The Equality Act in outline

The Equality Act 2010 came into force in October 2010. It replaced the Disability Discrimination Act 1995, as well as anti-discrimination legislation on sex, race, religion and so on. Discrimination on all the different grounds is now covered by the Equality Act.

  • To be protected, an impairment - including a communication impairment - must normally be a 'disability' as defined in the Equality Act. The communication impairment may affect speech, understanding, writing, or any combination. In some cases there may even be a claim without an actual 'disability'. See the Disability section of this website.

  • There must normally be 'discrimination', 'harassment' or 'victimisation'. The Act defines what these are. Several different types of discrimination can apply to disability: for example treating someone unfavourably, or failing to make a reasonable adjustment. See Discrimination.

  • The 'Disability' and 'Discrimination' sections of this website are relevant to any claims under the Equality Act.
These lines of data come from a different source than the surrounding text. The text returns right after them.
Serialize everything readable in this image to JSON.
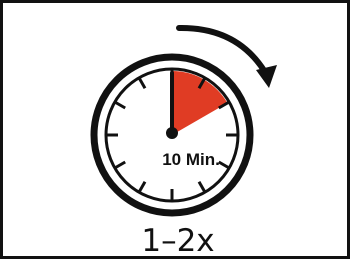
{
  "timer": {
    "duration_label": "10 Min.",
    "repeat_label": "1–2x",
    "icon": "stopwatch-icon",
    "rotation_icon": "clockwise-arrow-icon",
    "elapsed_fraction": 0.1667
  },
  "colors": {
    "segment": "#e03c24",
    "ink": "#111111",
    "background": "#ffffff"
  }
}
However not all disability discrimination is covered, the discrimination must fall within the 'scope' of the Equality Act. For example, discrimination by a passer-by in the street, or by a friend in a social setting would not normally be covered. However, what falls within the scope of the Equality Act is very wide:

    • Employment and various other work-related situations are covered by the Equality Act. See Employment.
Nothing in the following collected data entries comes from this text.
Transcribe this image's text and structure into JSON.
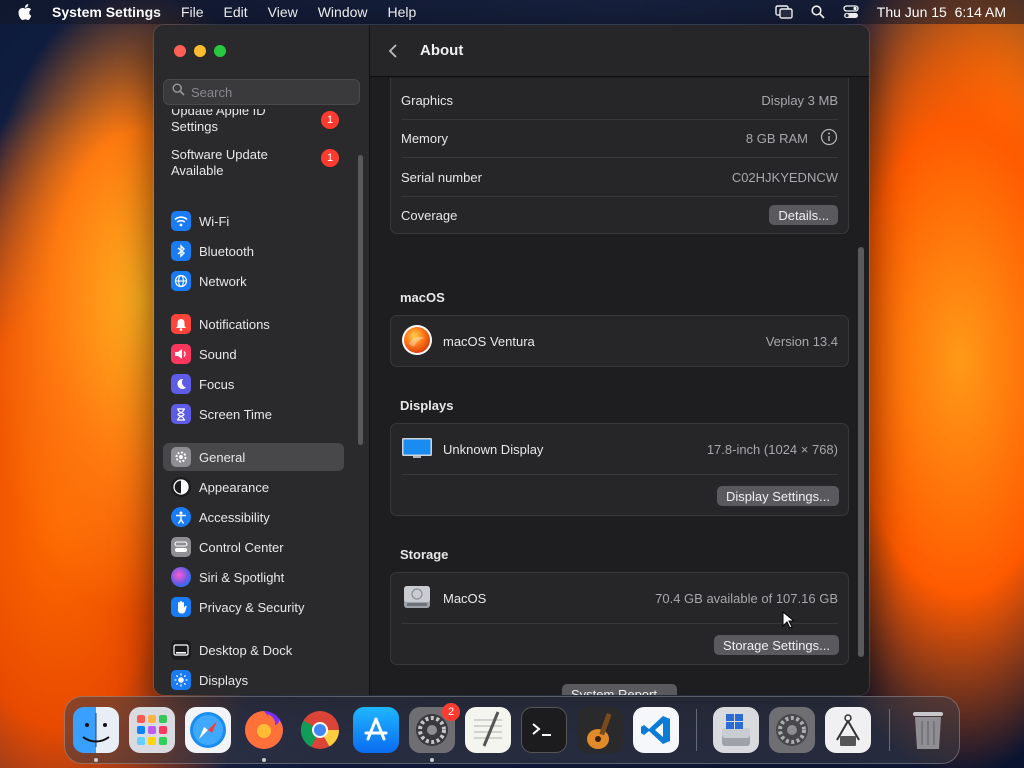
{
  "menubar": {
    "app_name": "System Settings",
    "menus": [
      "File",
      "Edit",
      "View",
      "Window",
      "Help"
    ],
    "clock": "Thu Jun 15  6:14 AM"
  },
  "sidebar": {
    "search_placeholder": "Search",
    "updates": [
      {
        "label": "Update Apple ID Settings",
        "badge": "1"
      },
      {
        "label": "Software Update Available",
        "badge": "1"
      }
    ],
    "items": [
      {
        "label": "Wi-Fi",
        "icon": "wifi-icon",
        "color": "#1a7cf5"
      },
      {
        "label": "Bluetooth",
        "icon": "bluetooth-icon",
        "color": "#1a7cf5"
      },
      {
        "label": "Network",
        "icon": "globe-icon",
        "color": "#1a7cf5"
      },
      {
        "label": "Notifications",
        "icon": "bell-icon",
        "color": "#ff453a"
      },
      {
        "label": "Sound",
        "icon": "speaker-icon",
        "color": "#ff375f"
      },
      {
        "label": "Focus",
        "icon": "moon-icon",
        "color": "#5e5ce6"
      },
      {
        "label": "Screen Time",
        "icon": "hourglass-icon",
        "color": "#5e5ce6"
      },
      {
        "label": "General",
        "icon": "gear-icon",
        "color": "#8e8e93",
        "selected": true
      },
      {
        "label": "Appearance",
        "icon": "appearance-icon",
        "color": "#1c1c1e"
      },
      {
        "label": "Accessibility",
        "icon": "accessibility-icon",
        "color": "#1a7cf5"
      },
      {
        "label": "Control Center",
        "icon": "control-center-icon",
        "color": "#8e8e93"
      },
      {
        "label": "Siri & Spotlight",
        "icon": "siri-icon",
        "color": "#bf5af2"
      },
      {
        "label": "Privacy & Security",
        "icon": "hand-icon",
        "color": "#1a7cf5"
      },
      {
        "label": "Desktop & Dock",
        "icon": "dock-icon",
        "color": "#1c1c1e"
      },
      {
        "label": "Displays",
        "icon": "sun-icon",
        "color": "#1a7cf5"
      }
    ]
  },
  "main": {
    "title": "About",
    "specs": [
      {
        "label": "Graphics",
        "value": "Display 3 MB"
      },
      {
        "label": "Memory",
        "value": "8 GB RAM"
      },
      {
        "label": "Serial number",
        "value": "C02HJKYEDNCW"
      },
      {
        "label": "Coverage",
        "button": "Details..."
      }
    ],
    "macos": {
      "section": "macOS",
      "name": "macOS Ventura",
      "version": "Version 13.4"
    },
    "displays": {
      "section": "Displays",
      "name": "Unknown Display",
      "spec": "17.8-inch (1024 × 768)",
      "button": "Display Settings..."
    },
    "storage": {
      "section": "Storage",
      "name": "MacOS",
      "spec": "70.4 GB available of 107.16 GB",
      "button": "Storage Settings..."
    },
    "system_report_button": "System Report..."
  },
  "dock": {
    "apps": [
      "Finder",
      "Launchpad",
      "Safari",
      "Firefox",
      "Chrome",
      "App Store",
      "System Settings",
      "TextEdit",
      "Terminal",
      "GarageBand",
      "Visual Studio Code",
      "Boot Camp Assistant",
      "System Preferences",
      "Printer Utility",
      "Trash"
    ],
    "settings_badge": "2"
  }
}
    • Provision of services and exercise of public functions is also normally covered, whether they are paid for or free. This ranges from goods, services and facilities supplied to the public by businesses or authorities, to public functions such as police and tax enforcement. see Provision of Services.

    • Education, at least in the public sector, is covered by separate rules within the Equality Act. In practice they will often lead to the same result as the general rules on provision of services. See Education.
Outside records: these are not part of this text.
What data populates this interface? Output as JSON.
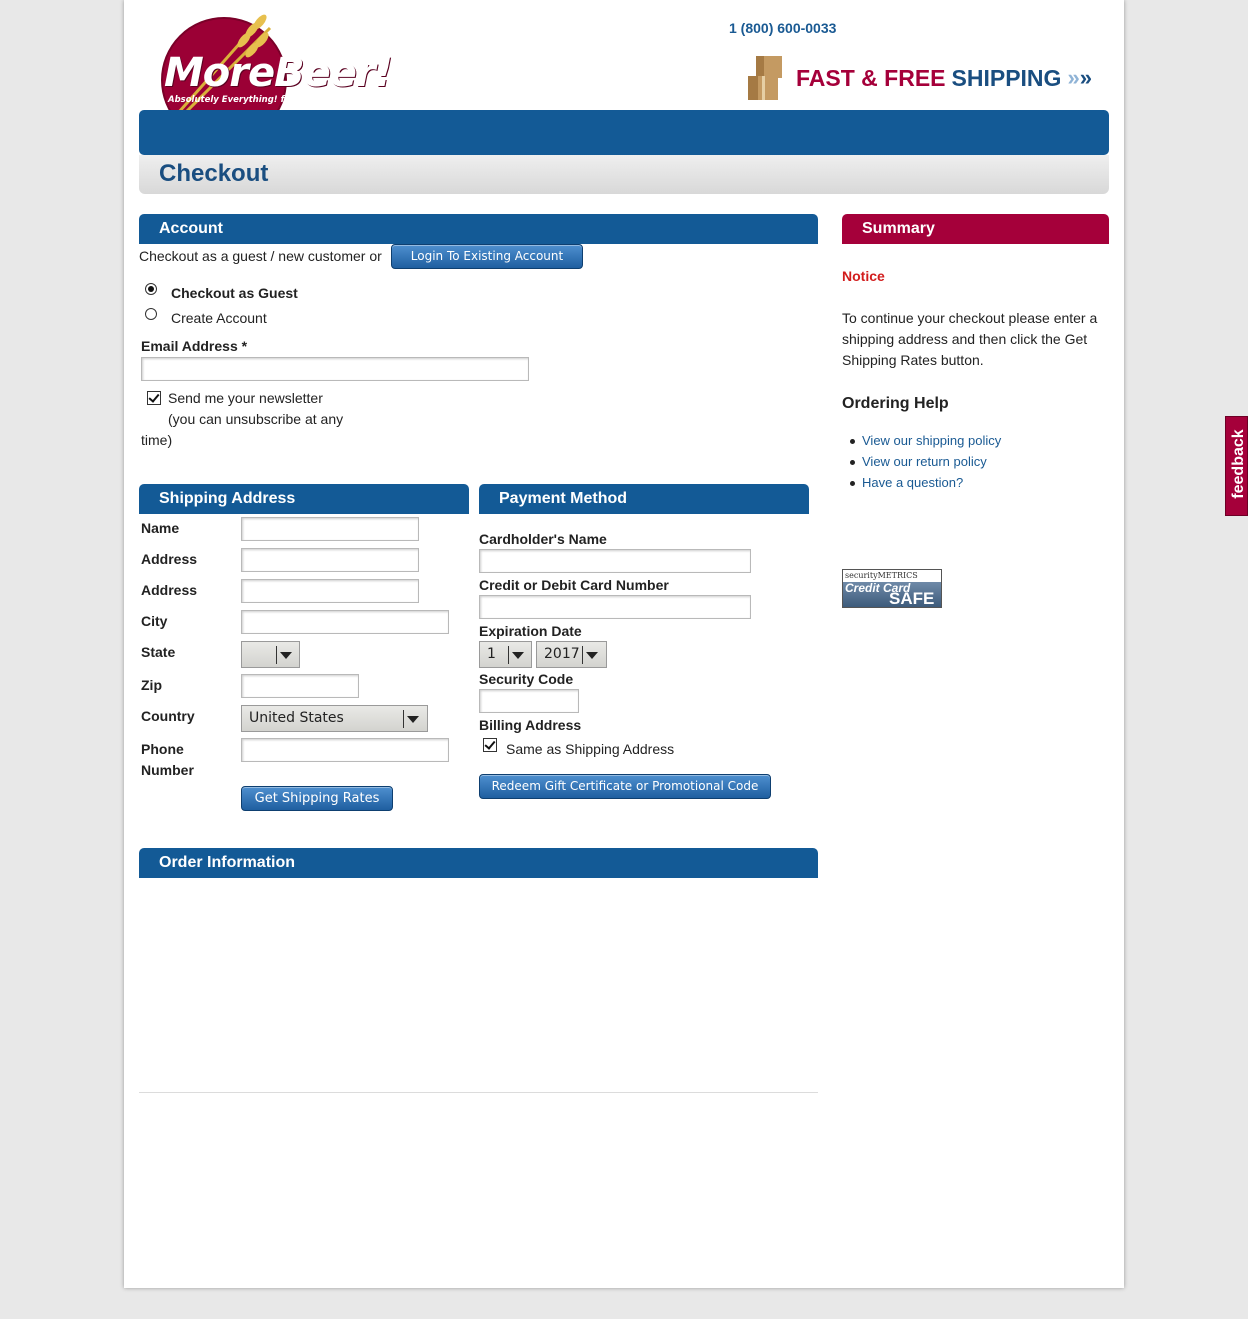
{
  "header": {
    "logo_text": "MoreBeer!",
    "logo_tagline": "Absolutely Everything! for Beer-Making",
    "phone": "1 (800) 600-0033",
    "promo_fast_free": "FAST & FREE",
    "promo_shipping": "SHIPPING",
    "promo_arrows": "»"
  },
  "page_title": "Checkout",
  "account": {
    "heading": "Account",
    "intro": "Checkout as a guest / new customer or",
    "login_button": "Login To Existing Account",
    "option_guest": "Checkout as Guest",
    "option_create": "Create Account",
    "email_label": "Email Address *",
    "newsletter_line1": "Send me your newsletter",
    "newsletter_line2": "(you can unsubscribe at any",
    "newsletter_line3": "time)"
  },
  "shipping": {
    "heading": "Shipping Address",
    "name_label": "Name",
    "address1_label": "Address",
    "address2_label": "Address",
    "city_label": "City",
    "state_label": "State",
    "zip_label": "Zip",
    "country_label": "Country",
    "country_value": "United States",
    "phone_label_1": "Phone",
    "phone_label_2": "Number",
    "button": "Get Shipping Rates"
  },
  "payment": {
    "heading": "Payment Method",
    "cardholder_label": "Cardholder's Name",
    "card_number_label": "Credit or Debit Card Number",
    "expiration_label": "Expiration Date",
    "exp_month": "1",
    "exp_year": "2017",
    "security_label": "Security Code",
    "billing_label": "Billing Address",
    "same_as_shipping": "Same as Shipping Address",
    "redeem_button": "Redeem Gift Certificate or Promotional Code"
  },
  "order": {
    "heading": "Order Information"
  },
  "summary": {
    "heading": "Summary",
    "notice_label": "Notice",
    "notice_line1": "To continue your checkout please enter a",
    "notice_line2": "shipping address and then click the Get",
    "notice_line3": "Shipping Rates button.",
    "help_heading": "Ordering Help",
    "help_links": [
      "View our shipping policy",
      "View our return policy",
      "Have a question?"
    ]
  },
  "badge": {
    "top": "securityMETRICS",
    "mid": "Credit Card",
    "bottom": "SAFE"
  },
  "feedback_tab": "feedback",
  "colors": {
    "brand_blue": "#135a96",
    "brand_red": "#a5003a",
    "link_blue": "#1a5a93"
  }
}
    • There are other parts of the Equality Act which are not necessarily covered on this website. They include: trade unions, employers organisations and professional institutions; many other clubs and associations; and selling, letting or management of premises.

Equality Act 2010 only applies to Great Britain

The Equality Act 2010 applies to England, Wales and Scotland, known as 'Great Britain'. Accordingly this website only relates to England, Wales and Scotland.

The Equality Act does not apply to Northern Ireland (subject to small exceptions). Northern Ireland has separate disability discrimination legislation. Northern Ireland is part of the United Kingdom but not of 'Great Britain'.

To a large extent, the Equality Act does not actually say what connection discrimination must have with Great Britain in order to be covered by the Act. Usually it will be clear, e.g. employment in Great Britain at an employer's premises in Britain. For less clear cases, this website does not go into any detail. In some situations, for example, even employment outside Great Britain may fall within the Equality Act. There is some discussion on Employment: Connection with Great Britain (link to stammeringlaw.org.uk) and Provision of services: Connection with Great Britain (link to stammeringlaw.org.uk).